Hice un gesto de inteligencia para subrayar lo obvio, pero no me entendió. Así que le dije –poniéndome a tono– que “la Guerra no me era indiferente”, acepté el trabajo de localizarla contra reloj, le propuse mi accesible tarifa y salí en el Renault 12 tras las hondas huellas de la cantante escuchando un viejo casete contestatario.

Los vecinos me confirmaron la partida silente y sin destino conocido. Le tiré la lengua a la malévola portera:

–¿Dejó algo?

–La comida para el gato. Como no se la podía comer... 

En la correspondencia asomada bajo la puerta no encontré nada personal. Pero había un par de folletos de promoción de viajes. Como conocía la agencia del barrio de Belgrano, me mandé. Me mostré interesado por un paquete que incluía Camino del Inca y Machu Picchu, quise saber si una amiga mía lo había contratado en esos días.

–¿Victoria Guerra? –la empleada enarcó las cejas–. No me suena.

Admití que igual era inútil. Recordé que el “Victoria Guerra” no era sino el alevoso seudónimo triunfalista de Bruna o Paola Sacripanti o Spicafiuzzo, algo tan sonoro como eso, más acorde para un concurso de la RAI que para una revelación de Cosquín.

Cuando me iba, descubrí en vidriera una promoción especial: Hunger Tour a Brasil, con pasajes, estadía y spa, todo incluido.

–¿Y esto?

–Es exclusivo para mujeres, confidencial, caro y dura tres semanas –me explicó de corrido–. Van famosas, pero también gente común: el lunes regresa un contingente.
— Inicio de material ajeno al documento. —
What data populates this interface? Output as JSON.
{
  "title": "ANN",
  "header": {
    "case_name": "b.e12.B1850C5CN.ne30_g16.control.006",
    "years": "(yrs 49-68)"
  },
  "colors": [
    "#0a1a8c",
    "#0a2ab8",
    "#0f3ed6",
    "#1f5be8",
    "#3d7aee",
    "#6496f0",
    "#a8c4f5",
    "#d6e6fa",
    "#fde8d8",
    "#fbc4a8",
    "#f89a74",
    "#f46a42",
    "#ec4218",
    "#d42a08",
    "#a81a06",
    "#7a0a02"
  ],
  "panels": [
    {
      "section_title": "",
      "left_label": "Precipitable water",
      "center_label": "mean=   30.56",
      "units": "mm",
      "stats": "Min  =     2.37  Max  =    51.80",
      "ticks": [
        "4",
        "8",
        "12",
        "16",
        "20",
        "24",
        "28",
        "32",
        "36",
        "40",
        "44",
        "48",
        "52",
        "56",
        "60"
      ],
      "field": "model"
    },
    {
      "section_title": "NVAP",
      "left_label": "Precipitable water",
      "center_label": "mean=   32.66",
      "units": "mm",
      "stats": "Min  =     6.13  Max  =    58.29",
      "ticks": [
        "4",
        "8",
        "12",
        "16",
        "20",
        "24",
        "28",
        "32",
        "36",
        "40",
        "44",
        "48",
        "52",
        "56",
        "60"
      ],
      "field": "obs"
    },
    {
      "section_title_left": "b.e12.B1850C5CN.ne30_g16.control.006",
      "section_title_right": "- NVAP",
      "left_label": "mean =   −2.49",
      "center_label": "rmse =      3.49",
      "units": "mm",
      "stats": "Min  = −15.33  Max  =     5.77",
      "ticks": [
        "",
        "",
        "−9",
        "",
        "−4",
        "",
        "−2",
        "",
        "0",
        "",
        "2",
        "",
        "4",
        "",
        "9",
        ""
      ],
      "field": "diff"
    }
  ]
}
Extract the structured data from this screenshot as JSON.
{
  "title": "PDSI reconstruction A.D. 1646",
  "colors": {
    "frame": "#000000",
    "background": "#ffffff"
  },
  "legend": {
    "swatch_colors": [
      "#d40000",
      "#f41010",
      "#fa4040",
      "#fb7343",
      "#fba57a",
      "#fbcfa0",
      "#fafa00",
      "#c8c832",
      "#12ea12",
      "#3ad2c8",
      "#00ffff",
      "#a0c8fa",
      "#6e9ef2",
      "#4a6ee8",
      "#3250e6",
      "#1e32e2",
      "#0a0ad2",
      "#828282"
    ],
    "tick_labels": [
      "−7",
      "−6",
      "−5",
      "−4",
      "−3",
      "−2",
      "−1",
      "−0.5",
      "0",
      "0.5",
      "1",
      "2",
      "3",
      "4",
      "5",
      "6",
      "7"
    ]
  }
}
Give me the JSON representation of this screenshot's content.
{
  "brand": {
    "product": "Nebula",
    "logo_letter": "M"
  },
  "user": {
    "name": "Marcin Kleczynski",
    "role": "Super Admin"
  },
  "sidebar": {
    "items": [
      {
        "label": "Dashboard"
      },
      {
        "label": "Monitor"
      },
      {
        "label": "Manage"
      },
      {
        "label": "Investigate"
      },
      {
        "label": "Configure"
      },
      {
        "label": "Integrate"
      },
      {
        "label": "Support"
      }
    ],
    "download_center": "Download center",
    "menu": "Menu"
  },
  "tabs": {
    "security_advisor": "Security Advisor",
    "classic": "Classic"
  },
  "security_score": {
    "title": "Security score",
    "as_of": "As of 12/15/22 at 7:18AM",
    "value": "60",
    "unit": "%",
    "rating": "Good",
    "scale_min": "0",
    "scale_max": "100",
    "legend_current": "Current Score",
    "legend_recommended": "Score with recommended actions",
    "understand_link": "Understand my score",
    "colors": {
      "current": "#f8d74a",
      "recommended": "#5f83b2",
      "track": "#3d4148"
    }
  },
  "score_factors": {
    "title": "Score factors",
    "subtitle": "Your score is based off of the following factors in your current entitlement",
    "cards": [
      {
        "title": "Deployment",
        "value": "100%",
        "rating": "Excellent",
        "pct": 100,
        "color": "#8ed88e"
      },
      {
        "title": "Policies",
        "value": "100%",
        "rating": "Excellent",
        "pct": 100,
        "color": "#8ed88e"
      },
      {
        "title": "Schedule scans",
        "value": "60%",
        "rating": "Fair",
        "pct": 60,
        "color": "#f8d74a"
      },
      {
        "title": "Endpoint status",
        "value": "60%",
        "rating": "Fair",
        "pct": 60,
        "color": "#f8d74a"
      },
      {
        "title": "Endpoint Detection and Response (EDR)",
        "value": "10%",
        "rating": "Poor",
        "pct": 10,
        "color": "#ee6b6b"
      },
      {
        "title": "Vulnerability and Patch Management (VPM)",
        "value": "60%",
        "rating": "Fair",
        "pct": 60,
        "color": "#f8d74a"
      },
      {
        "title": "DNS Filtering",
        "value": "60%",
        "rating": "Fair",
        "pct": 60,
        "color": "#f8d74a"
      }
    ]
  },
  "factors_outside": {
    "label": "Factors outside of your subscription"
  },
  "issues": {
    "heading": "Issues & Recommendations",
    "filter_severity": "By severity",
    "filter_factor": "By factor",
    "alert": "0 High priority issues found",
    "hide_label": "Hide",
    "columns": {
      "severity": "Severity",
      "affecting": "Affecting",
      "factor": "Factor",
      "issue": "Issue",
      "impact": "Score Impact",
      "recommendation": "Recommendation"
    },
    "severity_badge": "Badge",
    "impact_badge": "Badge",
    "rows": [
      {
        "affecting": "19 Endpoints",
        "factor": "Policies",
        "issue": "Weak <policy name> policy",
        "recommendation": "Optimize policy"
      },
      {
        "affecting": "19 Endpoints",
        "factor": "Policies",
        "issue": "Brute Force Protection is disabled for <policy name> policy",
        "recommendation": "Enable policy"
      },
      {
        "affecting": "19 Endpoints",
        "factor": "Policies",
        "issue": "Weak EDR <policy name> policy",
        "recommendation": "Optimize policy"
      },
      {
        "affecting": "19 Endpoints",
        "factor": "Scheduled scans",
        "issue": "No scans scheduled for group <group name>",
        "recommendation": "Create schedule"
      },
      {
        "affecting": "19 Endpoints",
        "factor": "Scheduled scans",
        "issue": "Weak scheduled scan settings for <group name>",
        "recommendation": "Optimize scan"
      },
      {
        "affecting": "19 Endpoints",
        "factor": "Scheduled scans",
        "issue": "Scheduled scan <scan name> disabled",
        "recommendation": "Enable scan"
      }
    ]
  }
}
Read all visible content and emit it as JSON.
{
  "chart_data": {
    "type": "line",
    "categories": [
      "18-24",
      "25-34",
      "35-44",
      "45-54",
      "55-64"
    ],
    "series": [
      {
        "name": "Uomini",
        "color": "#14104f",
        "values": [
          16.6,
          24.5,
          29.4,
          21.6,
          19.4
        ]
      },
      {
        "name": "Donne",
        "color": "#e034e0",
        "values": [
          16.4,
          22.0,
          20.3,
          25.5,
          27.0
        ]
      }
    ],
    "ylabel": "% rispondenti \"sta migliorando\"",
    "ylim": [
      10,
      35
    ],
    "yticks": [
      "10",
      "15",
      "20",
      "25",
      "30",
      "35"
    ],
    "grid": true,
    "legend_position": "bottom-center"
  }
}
Parecen otras.

Y me mostró alevosas imágenes de Antes y Después.

–Se lo regalaré a mi mujer –mentí.

El lunes, cuando una irreconocible y distante Cintura bajó del avión en aeroparque, Bermejo la estaba esperando con chocolate en rama y un ramo de rosas. “Paso y quiero”, dijo ella.

–Tuve que pagarle veinte kilos, Robledo –se quejó el Pata desconsolado, esa misma noche por teléfono.

–¿Tanto bajó?

–Veinte kilos de exceso de equipaje: se compró toda ropa nueva.

–Ah.

–Y rompió el contrato.

–Ah.

–Dice que ahora tiene ofertas mejores. Que no se va a regalar...

–Claro.

–La situación cambió, Robledo...

Lo mandé al carajo y colgué sin esperar el resto del argumento. Sé cuando no voy a cobrar. Fui a la heladera, abrí una cerveza y me hice un sandwich de salame y queso. No le puse mayonesa, sabía que me caería mal.